Tão forte é a presença do positivismo na política brasileira que sua fórmula está perpetuada na nossa bandeira: ordem e progresso. “O amor por princípio, a ordem por base, o progresso por fim”, ou seja, cada coisa em seu devido lugar para a perfeita orientação ética da vida social. Durante o regime militar, o lema ganhou uma interpretação específica: desenvolvimento e segurança, que se traduziu em projetos faraônicos, como a Transamazônica, a violenta repressão à oposição, com torturas e assassinatos.
A guerra fria
O peso atribuído à Guerra Fria na deflagração do golpe de 1964 é exagerado e legitima o radicalismo de direita e de esquerda que ocorreu à época. “O Castelo Branco era um patriota. Deu o golpe na nossa frente”, disse-me, certa vez, o então secretário-geral do Partido Comunista Brasileiro (PCB) Salomão Malina. Herói da tomada de Montese, na Itália, durante a 2ª Guerra Mundial, Malina fazia parte do grupo de ex-militares que comandava o antigo Partidão, ao lado de Prestes, Giodondo Dias, Dinarco Reis e outros ex-oficiais e ex-soldados.
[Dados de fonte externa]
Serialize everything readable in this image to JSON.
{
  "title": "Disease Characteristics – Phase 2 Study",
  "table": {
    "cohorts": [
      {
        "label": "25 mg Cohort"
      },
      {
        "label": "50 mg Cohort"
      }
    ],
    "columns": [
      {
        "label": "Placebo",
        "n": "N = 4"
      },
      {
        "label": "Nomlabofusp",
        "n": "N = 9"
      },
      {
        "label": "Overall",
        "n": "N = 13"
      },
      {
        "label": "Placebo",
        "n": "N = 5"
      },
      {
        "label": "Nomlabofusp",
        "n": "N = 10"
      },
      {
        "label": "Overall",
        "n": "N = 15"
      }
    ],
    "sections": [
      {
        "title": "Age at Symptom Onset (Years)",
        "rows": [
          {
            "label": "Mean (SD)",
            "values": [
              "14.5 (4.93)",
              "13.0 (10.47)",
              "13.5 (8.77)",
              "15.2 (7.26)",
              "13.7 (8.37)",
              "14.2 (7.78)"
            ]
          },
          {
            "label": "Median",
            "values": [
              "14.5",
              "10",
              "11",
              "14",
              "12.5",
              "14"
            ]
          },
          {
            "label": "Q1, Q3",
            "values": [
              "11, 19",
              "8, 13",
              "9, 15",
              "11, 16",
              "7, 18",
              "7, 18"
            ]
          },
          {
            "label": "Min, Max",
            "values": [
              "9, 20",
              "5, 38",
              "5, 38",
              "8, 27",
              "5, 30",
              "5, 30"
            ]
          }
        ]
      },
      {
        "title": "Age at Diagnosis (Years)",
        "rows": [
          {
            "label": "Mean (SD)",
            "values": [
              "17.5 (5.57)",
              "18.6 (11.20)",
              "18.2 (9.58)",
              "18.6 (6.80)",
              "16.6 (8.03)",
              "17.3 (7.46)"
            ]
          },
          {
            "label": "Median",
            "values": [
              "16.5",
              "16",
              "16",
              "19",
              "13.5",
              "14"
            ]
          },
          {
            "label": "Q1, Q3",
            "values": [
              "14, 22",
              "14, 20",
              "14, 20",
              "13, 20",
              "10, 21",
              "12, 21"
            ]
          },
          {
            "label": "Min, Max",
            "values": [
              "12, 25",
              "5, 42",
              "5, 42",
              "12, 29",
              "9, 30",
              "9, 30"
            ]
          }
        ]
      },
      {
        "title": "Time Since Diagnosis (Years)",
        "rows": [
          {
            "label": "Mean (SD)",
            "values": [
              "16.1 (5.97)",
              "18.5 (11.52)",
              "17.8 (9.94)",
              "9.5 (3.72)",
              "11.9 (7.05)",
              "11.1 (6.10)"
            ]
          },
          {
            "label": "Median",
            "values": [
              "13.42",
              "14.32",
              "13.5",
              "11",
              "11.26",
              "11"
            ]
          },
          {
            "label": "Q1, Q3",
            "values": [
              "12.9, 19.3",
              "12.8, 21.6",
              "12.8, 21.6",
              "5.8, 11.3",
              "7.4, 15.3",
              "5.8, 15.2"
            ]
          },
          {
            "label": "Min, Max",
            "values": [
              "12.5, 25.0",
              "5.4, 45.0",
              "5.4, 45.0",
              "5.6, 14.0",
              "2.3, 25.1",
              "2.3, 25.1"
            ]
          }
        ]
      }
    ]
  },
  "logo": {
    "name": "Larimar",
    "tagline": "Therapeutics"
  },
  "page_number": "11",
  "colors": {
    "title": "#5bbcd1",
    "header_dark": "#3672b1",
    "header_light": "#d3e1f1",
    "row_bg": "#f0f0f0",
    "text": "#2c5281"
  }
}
No livro A ditadura envergonhada, Elio Gaspari narra um encontro de Prestes com o líder soviético Nikita Kruschev, em Moscou, no qual defendeu a reeleição de Jango e afirmou que o “dispositivo militar” do general Argemiro Assis Brasil, ministro da Guerra de João Goulart, seria capaz de “cortar a cabeça” da reação.
A ideia de que o embate entre João Goulart e os governadores da antiga Guanabara, Carlos Lacerda, e de Minas Gerais, Magalhães Pinto, seria decidida por tal dispositivo militar era um equívoco. Não levou em conta que a agitação e a quebra de hierarquia nas Forças Armadas acabaria facilitando a vida de velhos conspiradores das casernas, como os generais Costa e Silva, Ernesto e Orlando Geisel, Golbery do Couto e Silva e Mourão Filho, Costa e Silva, esses, sim, eméritos golpistas. Os generais Humberto Castelo Branco, chefe do estado-maior, e Amauri Kruel, comandante de São Paulo, aderiram ao golpe por causa disso, bem como políticos liberais, como Juscelino, que era o candidato favorito às eleições de 1965, com 37% nas pesquisas.
Não é exagero afirmar que houve um brutal erro de avaliação da correlação de forças e de condução política por parte de João Goulart, Leonel Brizola e Prestes, embora nada justifique o que houve depois disso: a ditadura fascista. A tese de que o golpe militar poderia ser derrotado pelas armas justificou outro equívoco: o voluntarismo foguista de Carlos Marighela e outros líderes, que optaram pela luta armada contra o regime e foram dizimados. Não tinha a menor chance de dar certo. Quem mandou os militares de volta para a caserna foi o voto popular nas eleições de 1974, 1978, 1982 e 1986, além da campanha das Diretas Já, liderada por Ulyssses Guimarães, e a eleição de Tancredo Neves para a Presidência no colégio eleitoral, em 1985.